5. It seemed totally inappropriate to make
such a substantive change to tax law for such a major industry
by way of statutory instrument and with such negligible consultation.
6. The Revenue's announcement in the letter
I have seen states that this change will now proceed by way of
proper consultation with provisions being introduced in the Finance
Bill. (The other, technical, changes will still be made in the
statutory instrument and can be accepted.)
7. It is of course very welcome that the
Government has listened to concerns expressed by the Industry
and advisers and it is to be hoped that the promised consultations
will be full and proper in nature. However, the changes to be
made will still operate for period of account beginning on or
after 1 January 2005 it seems.
The Committee will therefore no doubt wish to
take note of this development in framing any questions it may
have of Inland Revenue officials or Ministers. Had I been aware
of this development, which took place literally when I was addressing
the Committee, I might have posed some questions:
Why was such a substantive change
attempted to be put through in the way it was?

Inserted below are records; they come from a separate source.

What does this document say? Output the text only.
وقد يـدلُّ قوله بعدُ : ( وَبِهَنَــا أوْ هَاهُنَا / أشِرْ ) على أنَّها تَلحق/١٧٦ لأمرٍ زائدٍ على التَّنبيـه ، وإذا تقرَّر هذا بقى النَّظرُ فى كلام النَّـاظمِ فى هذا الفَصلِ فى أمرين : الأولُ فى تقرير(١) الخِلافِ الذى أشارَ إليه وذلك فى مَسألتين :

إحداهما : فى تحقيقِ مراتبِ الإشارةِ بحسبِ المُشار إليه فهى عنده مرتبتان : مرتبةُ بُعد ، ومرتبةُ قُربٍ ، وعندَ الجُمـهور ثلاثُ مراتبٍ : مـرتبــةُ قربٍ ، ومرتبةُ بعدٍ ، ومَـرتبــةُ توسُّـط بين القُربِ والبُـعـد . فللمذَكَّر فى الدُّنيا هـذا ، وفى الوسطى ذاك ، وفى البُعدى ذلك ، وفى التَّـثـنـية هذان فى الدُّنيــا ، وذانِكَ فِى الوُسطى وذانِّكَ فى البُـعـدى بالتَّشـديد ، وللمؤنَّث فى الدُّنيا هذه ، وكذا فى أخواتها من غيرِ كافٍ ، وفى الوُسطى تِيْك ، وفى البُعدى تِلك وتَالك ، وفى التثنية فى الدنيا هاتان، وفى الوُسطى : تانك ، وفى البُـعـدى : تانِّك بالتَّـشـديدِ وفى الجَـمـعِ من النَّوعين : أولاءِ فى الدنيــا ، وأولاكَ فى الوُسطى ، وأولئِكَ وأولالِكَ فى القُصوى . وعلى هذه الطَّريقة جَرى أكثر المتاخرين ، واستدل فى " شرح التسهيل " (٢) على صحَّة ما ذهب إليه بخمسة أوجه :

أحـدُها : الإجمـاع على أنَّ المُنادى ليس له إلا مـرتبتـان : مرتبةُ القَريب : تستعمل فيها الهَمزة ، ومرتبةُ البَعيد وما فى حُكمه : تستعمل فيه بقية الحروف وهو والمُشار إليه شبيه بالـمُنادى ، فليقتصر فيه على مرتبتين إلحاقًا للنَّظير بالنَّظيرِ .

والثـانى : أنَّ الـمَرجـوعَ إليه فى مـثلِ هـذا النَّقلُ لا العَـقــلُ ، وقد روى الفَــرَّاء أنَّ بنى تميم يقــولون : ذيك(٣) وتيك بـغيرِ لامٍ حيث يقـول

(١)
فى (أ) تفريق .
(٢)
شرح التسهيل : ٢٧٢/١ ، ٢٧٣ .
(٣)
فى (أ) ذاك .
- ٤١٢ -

If the changes are now to be subject
to proper consultation and Parliamentary process through the Finance
Bill, can we have assurance that the Inland Revenue is approaching
those consultations with a properly open mind?
Why are the changes still to be introduced
from 1 January 2005 when the Revenue have implicitly conceded
that they may not have fully understood the impact on the industry
of the proposalssurely tax changes should only be introduced
on the basis of a proper understanding of their impact?
I would be grateful if you would draw the contents
of this letter to the attention of the Chairman and his colleagues.